Both operands may be broadcast, creating an output with the combination of input dimensions:

[11]:
sc.show(a['x', 1])
sc.show(a['y', 1])
sc.show(a['x', 1] + a['y', 1])
dims=('y',), shape=(4,), unit=m, variances=Truevariances yvalues y
dims=('x',), shape=(2,), unit=m, variances=Truevariances xvalues x
dims=('y', 'x'), shape=(4, 2), unit=m, variances=Truevariances yxvalues yx

Note that in-place operations such as += will never change the shape of the left-hand-side. That is only the right-hand-side operation can be broadcast, and the operation fails of a broadcast of the left-hand-side would be required.

Units#

Units are required to be compatible:

[12]:
try:
    a + b
except Exception as e:
    print(str(e))
Cannot add m and s.

Coordinate and name matching#

In operations with datasets, data items are paired based on their names when applying operations to datasets. Operations fail if names do not match:

  • In-place operations such as += accept a right-hand-side operand that omits items that the left-hand-side has. If the right-hand-side contains items that are not in the left-hand-side the operation fails.

  • Non-in-place operations such as + return a new dataset with items from the intersection of the inputs.

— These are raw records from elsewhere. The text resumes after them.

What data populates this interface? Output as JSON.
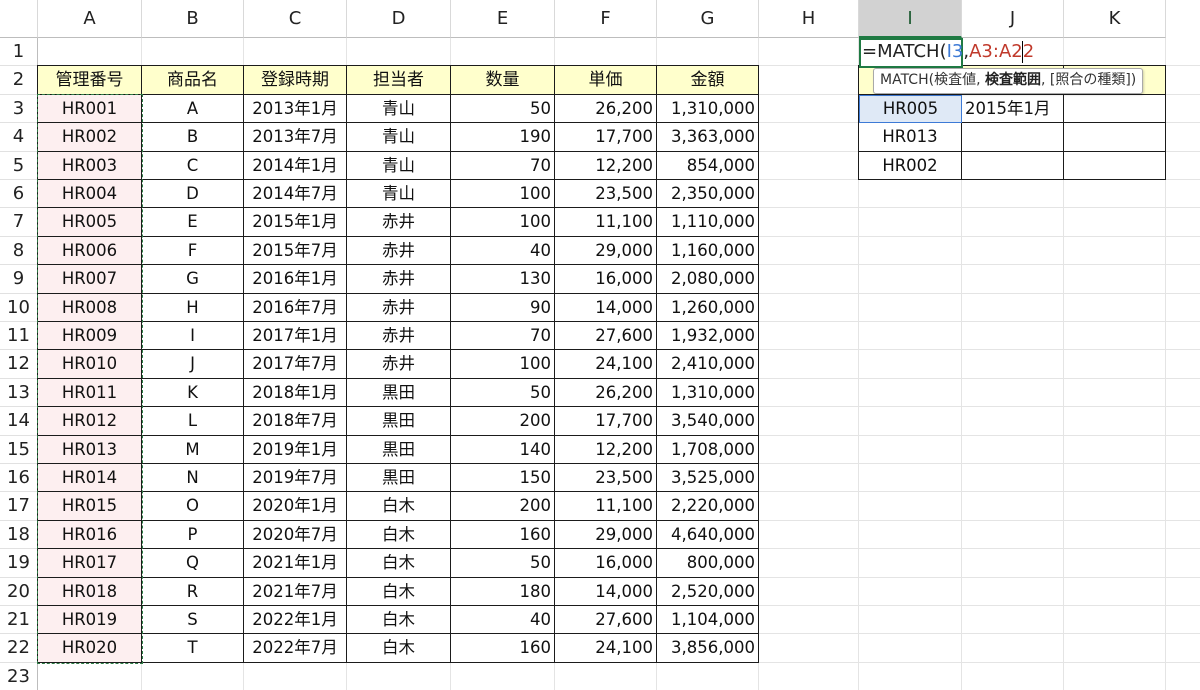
{
  "columns": [
    "A",
    "B",
    "C",
    "D",
    "E",
    "F",
    "G",
    "H",
    "I",
    "J",
    "K"
  ],
  "active_column": "I",
  "rows": [
    "1",
    "2",
    "3",
    "4",
    "5",
    "6",
    "7",
    "8",
    "9",
    "10",
    "11",
    "12",
    "13",
    "14",
    "15",
    "16",
    "17",
    "18",
    "19",
    "20",
    "21",
    "22",
    "23"
  ],
  "table": {
    "headers": [
      "管理番号",
      "商品名",
      "登録時期",
      "担当者",
      "数量",
      "単価",
      "金額"
    ],
    "rows": [
      [
        "HR001",
        "A",
        "2013年1月",
        "青山",
        "50",
        "26,200",
        "1,310,000"
      ],
      [
        "HR002",
        "B",
        "2013年7月",
        "青山",
        "190",
        "17,700",
        "3,363,000"
      ],
      [
        "HR003",
        "C",
        "2014年1月",
        "青山",
        "70",
        "12,200",
        "854,000"
      ],
      [
        "HR004",
        "D",
        "2014年7月",
        "青山",
        "100",
        "23,500",
        "2,350,000"
      ],
      [
        "HR005",
        "E",
        "2015年1月",
        "赤井",
        "100",
        "11,100",
        "1,110,000"
      ],
      [
        "HR006",
        "F",
        "2015年7月",
        "赤井",
        "40",
        "29,000",
        "1,160,000"
      ],
      [
        "HR007",
        "G",
        "2016年1月",
        "赤井",
        "130",
        "16,000",
        "2,080,000"
      ],
      [
        "HR008",
        "H",
        "2016年7月",
        "赤井",
        "90",
        "14,000",
        "1,260,000"
      ],
      [
        "HR009",
        "I",
        "2017年1月",
        "赤井",
        "70",
        "27,600",
        "1,932,000"
      ],
      [
        "HR010",
        "J",
        "2017年7月",
        "赤井",
        "100",
        "24,100",
        "2,410,000"
      ],
      [
        "HR011",
        "K",
        "2018年1月",
        "黒田",
        "50",
        "26,200",
        "1,310,000"
      ],
      [
        "HR012",
        "L",
        "2018年7月",
        "黒田",
        "200",
        "17,700",
        "3,540,000"
      ],
      [
        "HR013",
        "M",
        "2019年1月",
        "黒田",
        "140",
        "12,200",
        "1,708,000"
      ],
      [
        "HR014",
        "N",
        "2019年7月",
        "黒田",
        "150",
        "23,500",
        "3,525,000"
      ],
      [
        "HR015",
        "O",
        "2020年1月",
        "白木",
        "200",
        "11,100",
        "2,220,000"
      ],
      [
        "HR016",
        "P",
        "2020年7月",
        "白木",
        "160",
        "29,000",
        "4,640,000"
      ],
      [
        "HR017",
        "Q",
        "2021年1月",
        "白木",
        "50",
        "16,000",
        "800,000"
      ],
      [
        "HR018",
        "R",
        "2021年7月",
        "白木",
        "180",
        "14,000",
        "2,520,000"
      ],
      [
        "HR019",
        "S",
        "2022年1月",
        "白木",
        "40",
        "27,600",
        "1,104,000"
      ],
      [
        "HR020",
        "T",
        "2022年7月",
        "白木",
        "160",
        "24,100",
        "3,856,000"
      ]
    ]
  },
  "formula": {
    "prefix": "=MATCH(",
    "arg1": "I3",
    "separator": ",",
    "arg2": "A3:A22"
  },
  "tooltip": {
    "func": "MATCH(",
    "param1": "検査値, ",
    "param2": "検査範囲",
    "param3": ", [照合の種類])"
  },
  "lookup": {
    "rows": [
      [
        "HR005",
        "2015年1月",
        ""
      ],
      [
        "HR013",
        "",
        ""
      ],
      [
        "HR002",
        "",
        ""
      ]
    ]
  },
  "colors": {
    "header_fill": "#ffffcc",
    "key_column_fill": "#fdeff0",
    "marquee": "#2e7d46",
    "ref_blue": "#3d7ad6",
    "ref_red": "#c0392b"
  }
}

Coords are compared in operations with datasets or data arrays (or items of datasets). Operations fail if there is any mismatch in coord or label values.

[13]:
d1 = sc.Dataset(
    data={'a': sc.Variable(dims=['x', 'y'], values=np.random.rand(2, 3)),
          'b': sc.Variable(dims=['y', 'x'], values=np.random.rand(3, 2)),
          'c': sc.Variable(dims=['x'], values=np.random.rand(2)),
          'd': sc.scalar(value=1.0)},
    coords={
        'x': sc.Variable(dims=['x'], values=np.arange(2.0), unit=sc.units.m),
        'y': sc.Variable(dims=['y'], values=np.arange(3.0), unit=sc.units.m)})
d2 = sc.Dataset(
    data={'a': sc.Variable(dims=['x', 'y'], values=np.random.rand(2, 3)),
          'b': sc.Variable(dims=['y', 'x'], values=np.random.rand(3, 2))},
    coords={
        'x': sc.Variable(dims=['x'], values=np.arange(2.0), unit=sc.units.m),
        'y': sc.Variable(dims=['y'], values=np.arange(3.0), unit=sc.units.m)})
[14]:
d1 += d2
[15]:
try:
    d2 += d1
except Exception as e:
    print(str(e))
"Expected 'c' in <scipp.Dataset.keys {a, b}>."
[16]:
d3 = d1 + d2
for name in d3:
    print(name)
a
b
[17]:
d3['a'] -= d3['b'] # transposing
d3['a'] -= d3['x', 1]['b'] # broadcasting
try:
    d3['a'] -= d3['x', 1:2]['b'] # fail due to coordinate mismatch
except Exception as e:
    print(str(e))
Mismatch in coordinate 'x' in operation 'subtract_equals':
(x: 2)    float64              [m]  [0, 1]
vs
(x: 1)    float64              [m]  [1]

Arithmetics#

The arithmetic operations +, -, *, and / and their in-place variants +=, -=, *=, and /= are available for variables, data arrays, and datasets. They can also be combined with slicing.

Trigonometrics#

Trigonometric functions like sin are supported for variables. Units for angles provide a safeguard and ensure correct operation when working with either degree or radian:

[18]:
rad = 3.141593*sc.units.rad
deg = 180.0*sc.units.deg
print(sc.sin(rad))
print(sc.sin(deg))
try:
    rad + deg
except Exception as e:
    print(str(e))
<scipp.Variable> ()    float64  [dimensionless]  [-3.4641e-07]
<scipp.Variable> ()    float64  [dimensionless]  [1.22465e-16]
Cannot add rad and deg.

Other#

See the list of free functions for an overview of other available operations.